A person with a broad Dundonian accent would say “buh ur” and “woh ur” rather than “butter” and “water”.

MayWelland · 05/11/2025 13:22

This reply has been deleted

Message deleted by MNHQ. Here's a link to our Talk Guidelines.

that was deeply offensive OP and I feel for your students. Take some time to reflect

TalomaPaith · 05/11/2025 13:23

@MayWelland I find offensive being told I don't know the basics of English!
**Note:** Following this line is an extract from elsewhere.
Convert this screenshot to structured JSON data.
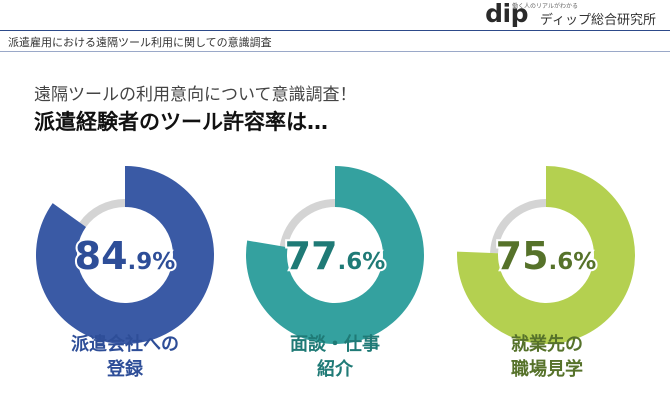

I don't teach

OP posts:
SunnySideDeepDown · 05/11/2025 13:25

How twattish of you, OP.

Maray1967 · 05/11/2025 13:27

TheAutumnalCrow · 04/11/2025 21:48

How DO phonics work with regional and local accents?? Always wondered that.

They work better ‘up North’ in some respects, at least.

Glass, grass - as in ass, not arse.

How do you teach glass pronounced glarse?

MayWelland · 05/11/2025 13:28

You showed yourself up with that comment @TalomaPaith, but at least now we know what the thread was really about.

Cheerio

Somethingontheroof · 05/11/2025 13:28

YYYDlilah · 05/11/2025 13:06

@queenmeadhbh , I think I say paw, pour, poor and pore the same way unless the following word is a vowel. It's not a lack of clarity; they are homophones.

Your 3-year old has grown up hearing “waugh-dur” and waugh’ur” so that doesn't compare with a young child of early primary school age who hasn't.

It's not a lack of clarity; they are homophones.

That depends entirely on accent. Pore and pour are homophones in my Irish accent, but the others aren’t.

I do find an English accent confusing on occasion, even though I have a lot of exposure to it via tv and radio. It’s not intrinsically clearer imho.
A lot you can understand from context of course, though I only recently learned on MN that Shaun the Sheep is a pun. I’d never have got that.

queenmeadhbh · 05/11/2025 13:28

YYYDlilah · 05/11/2025 13:10

@queenmeadhbh , context. They probably learn father long before learning the comparative form of far.

None of this explains why these are not issues but different pronunciations of “letter” are.

TalomaPaith · 05/11/2025 13:30

@queenmeadhbh glottal stop is complete omission of a sound, an elongated vowel is a change in length or sound

OP posts:
pterodactylpinky · 05/11/2025 13:31

TalomaPaith · 05/11/2025 13:23

@MayWelland I find offensive being told I don't know the basics of English! I don't teach

The comments about your posts were factual.

Your attitude was utterly vile.

UtterlyOtterly · 05/11/2025 13:33

The standard of spelling and punctuation at my Ds's primary school was so poor that I complained. Even signs on the classroom displays were incorrect.

I confess I was once that mother who marked a school letter in red pen and returned it with a Must Try Harder comment. The headmistress phoned to apologise and things did improve.